Several limitations should be noted. First, the sample size was modest and limited to healthy adults, which restricts generalizability to patient populations and real-world clinical settings. Second, we evaluated agreement using a peak-aligned prepeak segment rather than the full reach-return cycle and therefore did not quantify differences across the entire movement time course from onset to return. We also did not conduct hypothesis testing of time-course differences over the entire movement cycle.

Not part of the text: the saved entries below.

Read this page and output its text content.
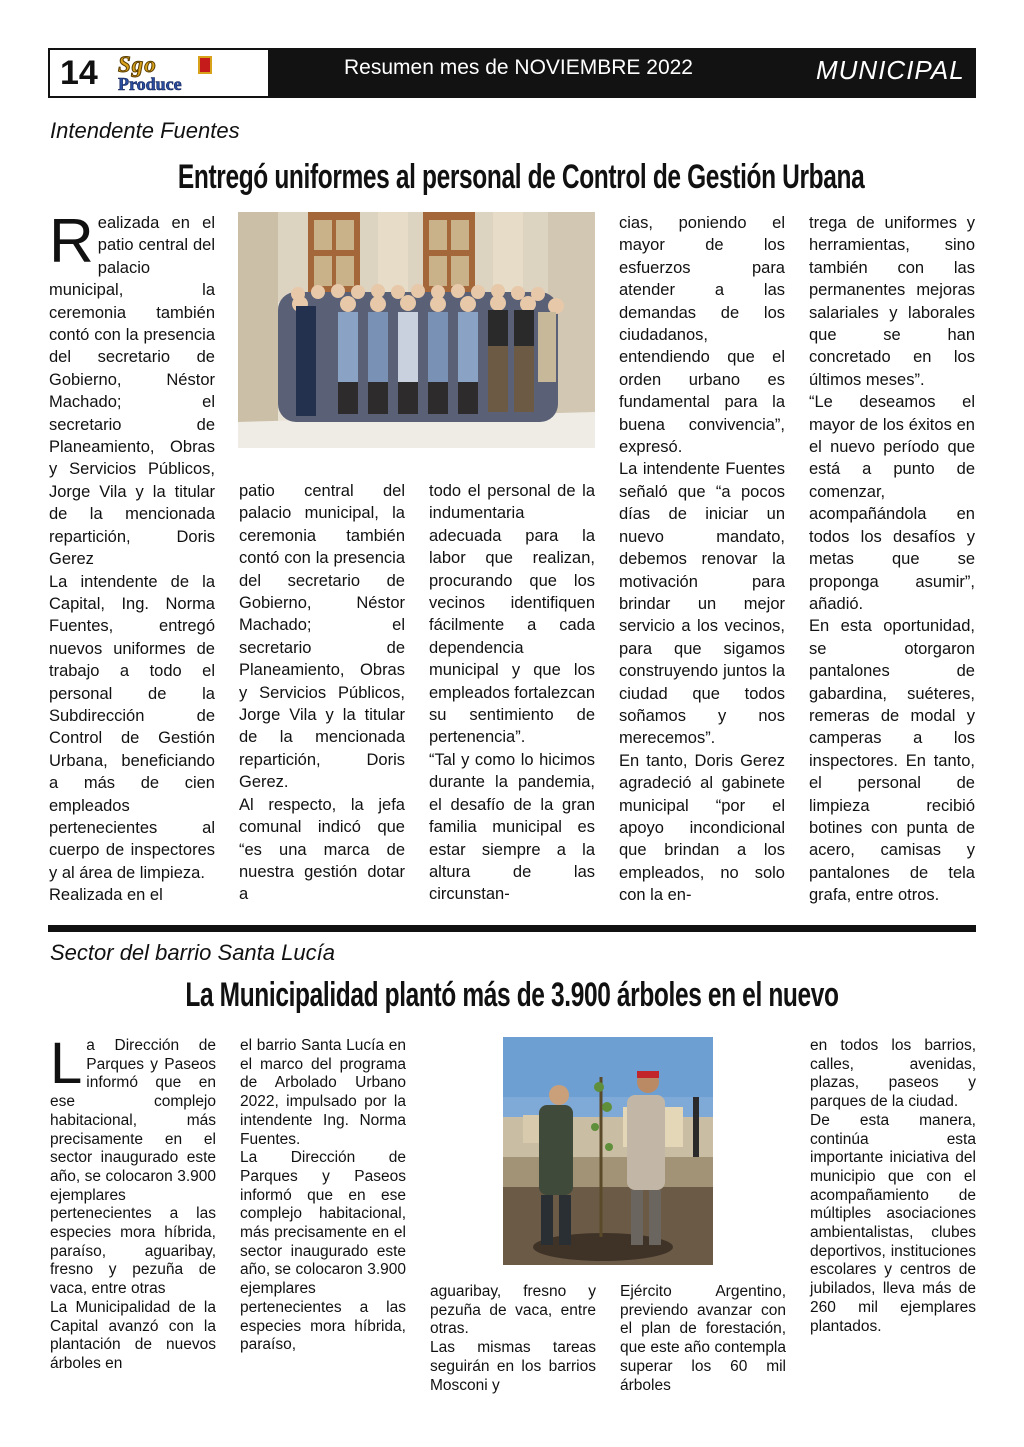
14 Sgo
Produce
Resumen mes de NOVIEMBRE 2022	MUNICIPAL
Intendente Fuentes
Entregó uniformes al personal de Control de Gestión Urbana
R ealizada en el patio central del palacio municipal, la ceremonia también contó con la presencia del secretario de Gobierno, Néstor Machado; el secretario de Planeamiento, Obras y Servicios Públicos, Jorge Vila y la titular de la mencionada repartición, Doris Gerez

La intendente de la Capital, Ing. Norma Fuentes, entregó nuevos uniformes de trabajo a todo el personal de la Subdirección de Control de Gestión Urbana, beneficiando a más de cien empleados pertenecientes al cuerpo de inspectores y al área de limpieza.

Realizada en el

patio central del palacio municipal, la ceremonia también contó con la presencia del secretario de Gobierno, Néstor Machado; el secretario de Planeamiento, Obras y Servicios Públicos, Jorge Vila y la titular de la mencionada repartición, Doris Gerez.

Al respecto, la jefa comunal indicó que “es una marca de nuestra gestión dotar a

todo el personal de la indumentaria adecuada para la labor que realizan, procurando que los vecinos identifiquen fácilmente a cada dependencia municipal y que los empleados fortalezcan su sentimiento de pertenencia”.

“Tal y como lo hicimos durante la pandemia, el desafío de la gran familia municipal es estar siempre a la altura de las circunstan-

cias, poniendo el mayor de los esfuerzos para atender a las demandas de los ciudadanos, entendiendo que el orden urbano es fundamental para la buena convivencia”, expresó.

La intendente Fuentes señaló que “a pocos días de iniciar un nuevo mandato, debemos renovar la motivación para brindar un mejor servicio a los vecinos, para que sigamos construyendo juntos la ciudad que todos soñamos y nos merecemos”.

En tanto, Doris Gerez agradeció al gabinete municipal “por el apoyo incondicional que brindan a los empleados, no solo con la en-

trega de uniformes y herramientas, sino también con las permanentes mejoras salariales y laborales que se han concretado en los últimos meses”.

“Le deseamos el mayor de los éxitos en el nuevo período que está a punto de comenzar, acompañándola en todos los desafíos y metas que se proponga asumir”, añadió.

En esta oportunidad, se otorgaron pantalones de gabardina, suéteres, remeras de modal y camperas a los inspectores. En tanto, el personal de limpieza recibió botines con punta de acero, camisas y pantalones de tela grafa, entre otros.

Sector del barrio Santa Lucía
La Municipalidad plantó más de 3.900 árboles en el nuevo
L a Dirección de Parques y Paseos informó que en ese complejo habitacional, más precisamente en el sector inaugurado este año, se colocaron 3.900 ejemplares pertenecientes a las especies mora híbrida, paraíso, aguaribay, fresno y pezuña de vaca, entre otras

La Municipalidad de la Capital avanzó con la plantación de nuevos árboles en

el barrio Santa Lucía en el marco del programa de Arbolado Urbano 2022, impulsado por la intendente Ing. Norma Fuentes.

La Dirección de Parques y Paseos informó que en ese complejo habitacional, más precisamente en el sector inaugurado este año, se colocaron 3.900 ejemplares pertenecientes a las especies mora híbrida, paraíso,

aguaribay, fresno y pezuña de vaca, entre otras.

Las mismas tareas seguirán en los barrios Mosconi y

Ejército Argentino, previendo avanzar con el plan de forestación, que este año contempla superar los 60 mil árboles

en todos los barrios, calles, avenidas, plazas, paseos y parques de la ciudad.

De esta manera, continúa esta importante iniciativa del municipio que con el acompañamiento de múltiples asociaciones ambientalistas, clubes deportivos, instituciones escolares y centros de jubilados, lleva más de 260 mil ejemplares plantados.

Third, the reported validity evidence is specific to the present hardware configuration and experimental setup, and tracking accuracy may vary depending on task characteristics and setup [42-44]. Finally, this validation study did not evaluate clinical effectiveness or learning outcomes; subsequent studies should assess whether adaptive guide fading improves retention and functional performance in clinical populations.

In addition to VR, augmented reality has also been explored as a modality for delivering perceptual cues and promoting safer movement behaviors; therefore, future work should compare whether similar cue-based strategies can be implemented and validated across VR and augmented reality systems [46].

VRactice is an adaptive VR reaching-training system centered on feedforward cue presentation, while maintaining clinically reliable spatial accuracy in tracking movement. By integrating real-time, performance-contingent modulation of visual guidance, the system may enhance motor learning and contribute to improved rehabilitation outcomes. Future work should optimize clinical implementation and extend applicability to broader patient groups.

In summary, these findings provide formative validity evidence supporting the feasibility of VRactice for trajectory-based motion monitoring and guided reaching practice in rehabilitation-oriented settings.